NOAA satellites circling around earth’s outermost atmosphere layers captured a stunning dance of the recent storm systems that flooded California.

To say we’ve had wet weather since December 26th would be like saying that polar bears are big animals — it downplays the sheer magnitude of what we have experienced this past month. (Polar bears are the largest land carnivores currently on earth… for a little bit of a metaphorical context.)

Reservoirs in many Bay Area counties have either filled to capacity, overflowed, or are inching closer to being at over 70% full. Both the Oakland International Airport and the San Francisco Internal Airport have each recorded their usual yearly rainfall levels… just a month into 2023. Mudslides and potholes and downed trees and highways-turned-rivers caused transportation woes and evacuation orders in various parts of California. Hundreds of thousands of PG&E account holders lost power at some point; a young boy was fatally struck by a falling tree after it came crashing down in the family’s Sonoma County home.


It’s hard to comprehend the sheer size of these storm systems that spun over the SF Bay Area with mere figures. A picture is worth a thousand words, yes — but a video is thousands of pictures and, by relationship, tens of hundreds of thousands of words. And there’s something about a timelapse video that cements that notion even deeper, particularly in regard to the recent storms that flood the west coast.

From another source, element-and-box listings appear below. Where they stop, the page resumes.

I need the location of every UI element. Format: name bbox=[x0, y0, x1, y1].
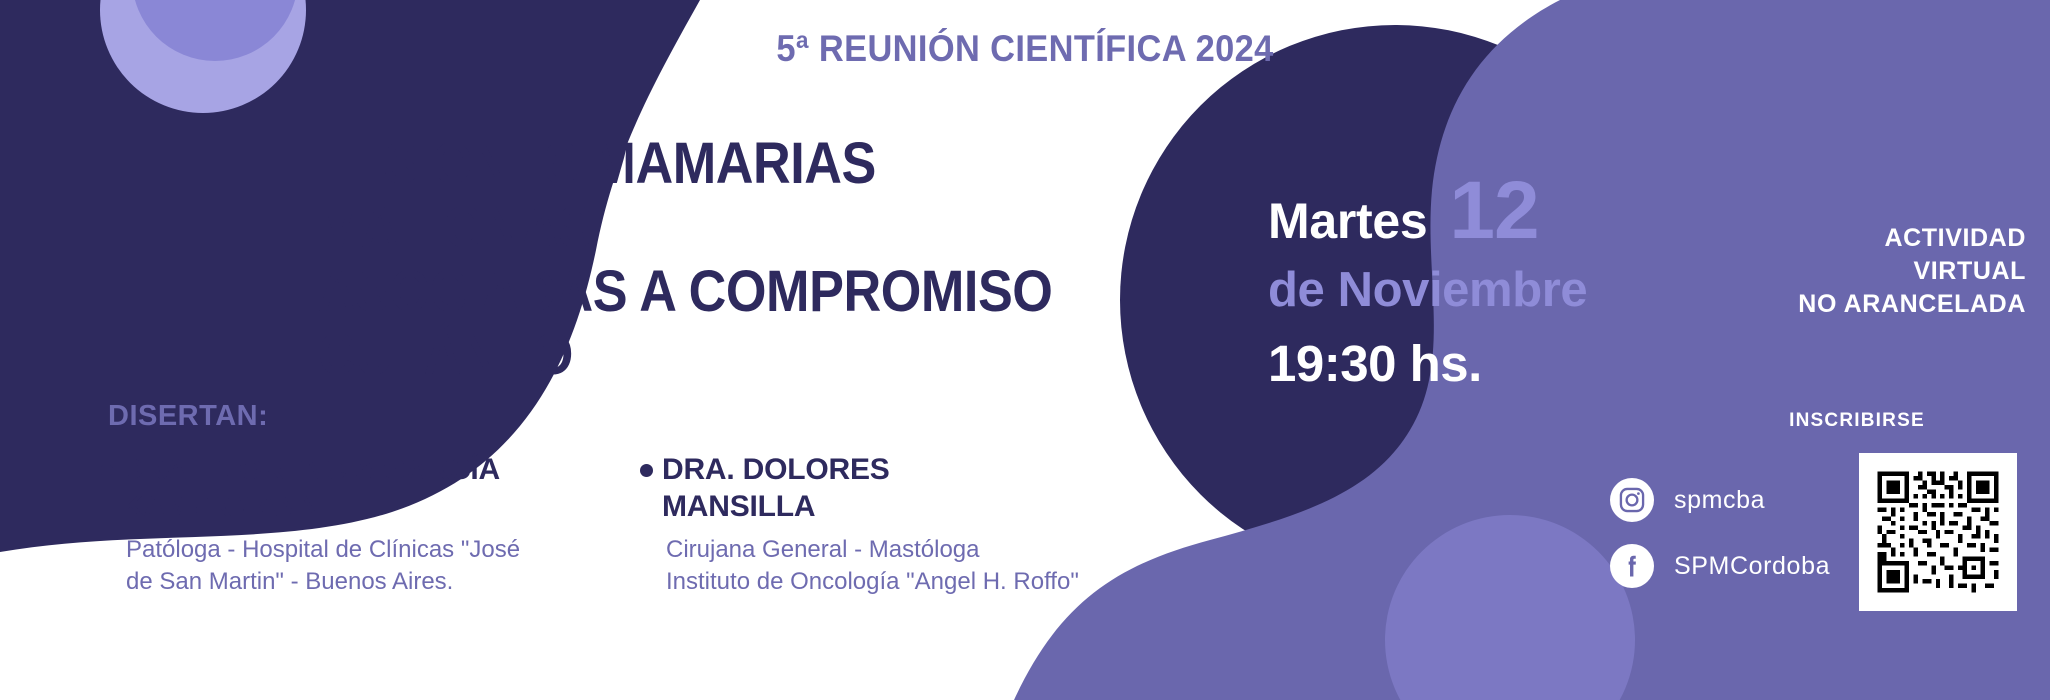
speaker-name: DRA. DOLORES MANSILLA bbox=[638, 452, 1168, 525]
facebook-handle[interactable]: SPMCordoba bbox=[1674, 552, 1830, 581]
speaker-name-line-2: MANSILLA bbox=[662, 490, 815, 523]
speaker-role-line-1: Patóloga - Hospital de Clínicas "José bbox=[126, 536, 520, 563]
speaker-name-line-1: DRA. FLORENCIA GARCÍA bbox=[122, 453, 500, 486]
date-time: 19:30 hs. bbox=[1268, 334, 1688, 393]
speaker-role-line-2: Instituto de Oncología "Angel H. Roffo" bbox=[666, 568, 1079, 595]
speaker-item: DRA. DOLORES MANSILLA Cirujana General -… bbox=[638, 452, 1168, 599]
register-label[interactable]: INSCRIBIRSE bbox=[1692, 410, 2022, 432]
speaker-role: Patóloga - Hospital de Clínicas "José de… bbox=[100, 534, 630, 598]
activity-info: ACTIVIDAD VIRTUAL NO ARANCELADA bbox=[1686, 222, 2026, 321]
speaker-name-text: DRA. FLORENCIA GARCÍA KAMERMANN bbox=[122, 452, 500, 525]
event-eyebrow: 5ª REUNIÓN CIENTÍFICA 2024 bbox=[72, 28, 1979, 70]
event-date-block: Martes 12 de Noviembre 19:30 hs. bbox=[1268, 176, 1688, 393]
activity-line-1: ACTIVIDAD bbox=[1686, 222, 2026, 255]
activity-line-3: NO ARANCELADA bbox=[1686, 288, 2026, 321]
title-line-3: CUTÁNEO bbox=[318, 323, 1146, 387]
speaker-item: DRA. FLORENCIA GARCÍA KAMERMANN Patóloga… bbox=[100, 452, 630, 599]
date-row-primary: Martes 12 bbox=[1268, 176, 1688, 250]
activity-line-2: VIRTUAL bbox=[1686, 255, 2026, 288]
title-line-1: LESIONES MAMARIAS MALIGNAS bbox=[318, 132, 1146, 260]
speaker-name-line-2: KAMERMANN bbox=[122, 490, 320, 523]
speaker-name: DRA. FLORENCIA GARCÍA KAMERMANN bbox=[100, 452, 630, 525]
speakers-list: DRA. FLORENCIA GARCÍA KAMERMANN Patóloga… bbox=[100, 452, 1200, 599]
speakers-label: DISERTAN: bbox=[108, 400, 268, 433]
date-day-of-week: Martes bbox=[1268, 192, 1427, 250]
social-link-facebook[interactable]: SPMCordoba bbox=[1610, 544, 1830, 588]
qr-code-graphic[interactable] bbox=[1873, 467, 2003, 597]
bullet-icon bbox=[640, 464, 653, 477]
instagram-handle[interactable]: spmcba bbox=[1674, 486, 1765, 515]
speaker-name-text: DRA. DOLORES MANSILLA bbox=[662, 452, 890, 525]
facebook-icon[interactable] bbox=[1610, 544, 1654, 588]
event-poster: 5ª REUNIÓN CIENTÍFICA 2024 LESIONES MAMA… bbox=[0, 0, 2050, 700]
bullet-icon bbox=[100, 464, 113, 477]
page-title: LESIONES MAMARIAS MALIGNAS ASOCIADAS A C… bbox=[318, 132, 1146, 387]
speaker-role-line-1: Cirujana General - Mastóloga bbox=[666, 536, 980, 563]
social-link-instagram[interactable]: spmcba bbox=[1610, 478, 1830, 522]
speaker-name-line-1: DRA. DOLORES bbox=[662, 453, 890, 486]
qr-code[interactable] bbox=[1859, 453, 2017, 611]
social-links: spmcba SPMCordoba bbox=[1610, 478, 1830, 610]
date-month: de Noviembre bbox=[1268, 262, 1688, 318]
speaker-role: Cirujana General - Mastóloga Instituto d… bbox=[638, 534, 1168, 598]
instagram-icon[interactable] bbox=[1610, 478, 1654, 522]
date-day-number: 12 bbox=[1449, 176, 1538, 246]
title-line-2: ASOCIADAS A COMPROMISO bbox=[318, 260, 1146, 324]
speaker-role-line-2: de San Martin" - Buenos Aires. bbox=[126, 568, 453, 595]
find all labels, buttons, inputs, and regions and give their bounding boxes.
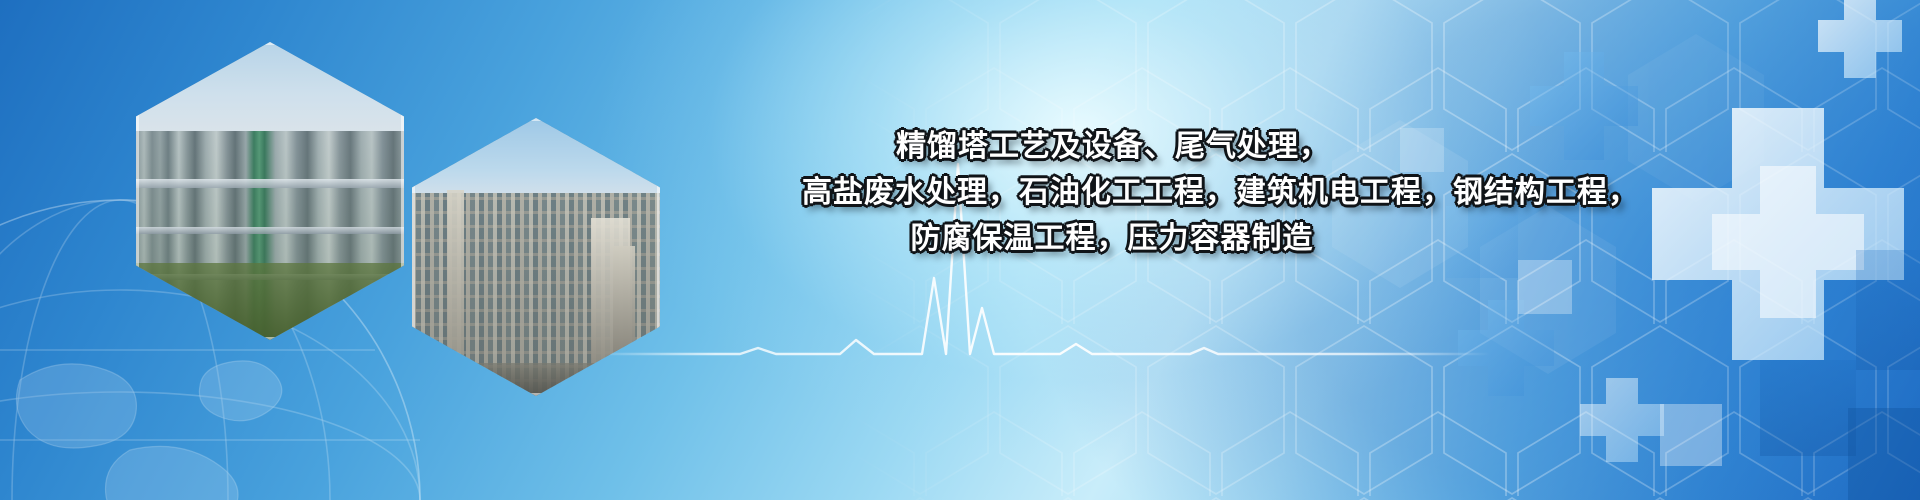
headline-line-2: 高盐废水处理，石油化工工程，建筑机电工程，钢结构工程， (802, 170, 1422, 216)
hex-photo-refinery-tower (412, 118, 660, 396)
hero-banner: 精馏塔工艺及设备、尾气处理， 高盐废水处理，石油化工工程，建筑机电工程，钢结构工… (0, 0, 1920, 500)
banner-headline: 精馏塔工艺及设备、尾气处理， 高盐废水处理，石油化工工程，建筑机电工程，钢结构工… (802, 124, 1422, 262)
headline-line-1: 精馏塔工艺及设备、尾气处理， (802, 124, 1424, 170)
hex-photo-distillation-plant (136, 42, 404, 340)
hex-photo-border (412, 118, 660, 396)
headline-line-3: 防腐保温工程，压力容器制造 (802, 216, 1422, 262)
hex-photo-border (136, 42, 404, 340)
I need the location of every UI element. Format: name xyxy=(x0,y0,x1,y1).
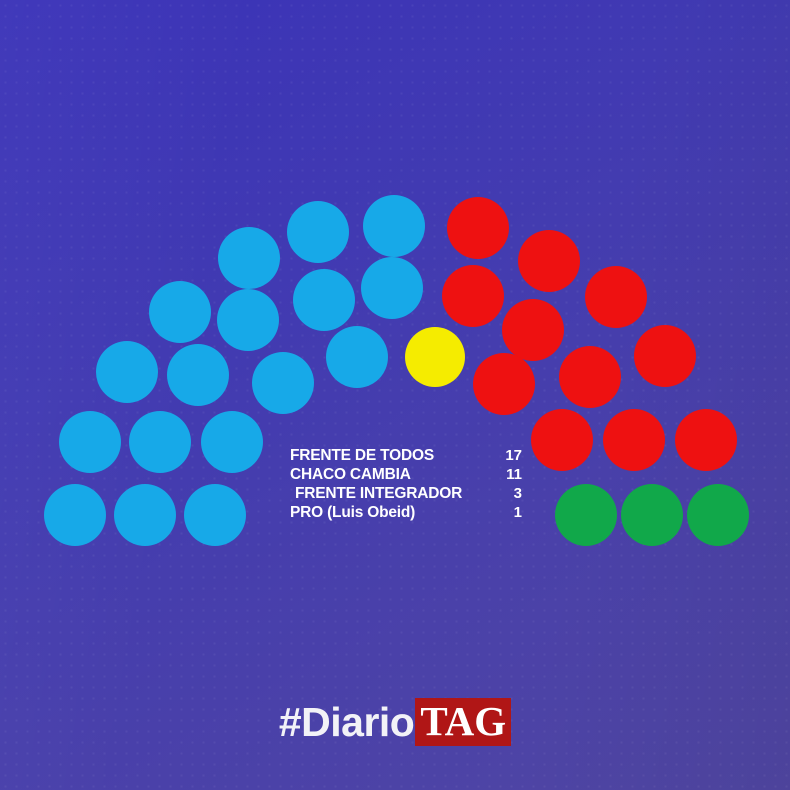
seat-circle xyxy=(675,409,737,471)
seat-circle xyxy=(129,411,191,473)
legend-label: FRENTE DE TODOS xyxy=(290,446,434,465)
legend-label: FRENTE INTEGRADOR xyxy=(295,484,462,503)
legend-label: PRO (Luis Obeid) xyxy=(290,503,415,522)
seat-circle xyxy=(621,484,683,546)
seat-circle xyxy=(361,257,423,319)
seat-circle xyxy=(585,266,647,328)
seat-circle xyxy=(634,325,696,387)
watermark-tag-badge: TAG xyxy=(415,698,511,746)
seat-circle xyxy=(184,484,246,546)
seat-circle xyxy=(555,484,617,546)
legend: FRENTE DE TODOS 17 CHACO CAMBIA 11 FRENT… xyxy=(290,446,522,522)
seat-circle xyxy=(687,484,749,546)
seat-circle xyxy=(442,265,504,327)
seat-circle xyxy=(201,411,263,473)
seat-circle xyxy=(531,409,593,471)
seat-circle xyxy=(603,409,665,471)
parliament-seat-chart xyxy=(0,0,790,790)
seat-circle xyxy=(473,353,535,415)
legend-value: 11 xyxy=(500,465,522,484)
seat-circle xyxy=(502,299,564,361)
watermark: #Diario TAG xyxy=(0,698,790,746)
seat-circle xyxy=(59,411,121,473)
seat-circle xyxy=(326,326,388,388)
watermark-hash-text: #Diario xyxy=(279,699,415,745)
seat-circle xyxy=(44,484,106,546)
legend-value: 1 xyxy=(500,503,522,522)
seat-circle xyxy=(217,289,279,351)
legend-row: PRO (Luis Obeid) 1 xyxy=(290,503,522,522)
seat-circle xyxy=(363,195,425,257)
seat-circle xyxy=(405,327,465,387)
legend-label: CHACO CAMBIA xyxy=(290,465,411,484)
legend-row: FRENTE DE TODOS 17 xyxy=(290,446,522,465)
seat-circle xyxy=(287,201,349,263)
seat-circle xyxy=(293,269,355,331)
seat-circle xyxy=(218,227,280,289)
seat-circle xyxy=(518,230,580,292)
legend-row: CHACO CAMBIA 11 xyxy=(290,465,522,484)
seat-circle xyxy=(447,197,509,259)
seat-circle xyxy=(114,484,176,546)
seat-circle xyxy=(149,281,211,343)
legend-value: 3 xyxy=(500,484,522,503)
infographic-canvas: FRENTE DE TODOS 17 CHACO CAMBIA 11 FRENT… xyxy=(0,0,790,790)
seat-circle xyxy=(559,346,621,408)
seat-circle xyxy=(167,344,229,406)
seat-circle xyxy=(96,341,158,403)
seat-circle xyxy=(252,352,314,414)
legend-value: 17 xyxy=(500,446,522,465)
legend-row: FRENTE INTEGRADOR 3 xyxy=(290,484,522,503)
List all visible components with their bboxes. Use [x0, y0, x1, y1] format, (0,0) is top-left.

Using video procured by National Oceanic and Atmospheric Administration (NOAA), the Colorado State University’s Cooperative Institute for Research in the Atmosphere (CIRA) was able to compile media from NOAA into a stellar timelapse showing the “parade of West Coast storms” that we’ve seen over the past week or so. 

“The parade of West Coast storms over the last ten days,” reads a tweet from the research lab sharing the timelapse. From January 4th, you can see the initial, textbook-perfect bomb cyclone that first inundated the West Coast, causing widespread flooding and proving to be the first in what would become a series of torrential downpours. No less than four other storm systems followed suit after that initial high-wind storm, inundating the Golden State with huge amounts of much-needed water.

If you look closely enough toward the east of the video, you can see how California’s wave of storms affected states like Texas, Louisiana, and Florida, which caused those southern states to experience a sharp cooling; the lower-pressure zones also created a few rain storms to wet the areas, but by no means produced the severe weather events that produced dozens of tornadoes in the South last month.

Suffice it to say that we can’t remember the last time we’ve been so happy to see the sun. Now, we can check up on the storm drain we adopted earlier this month.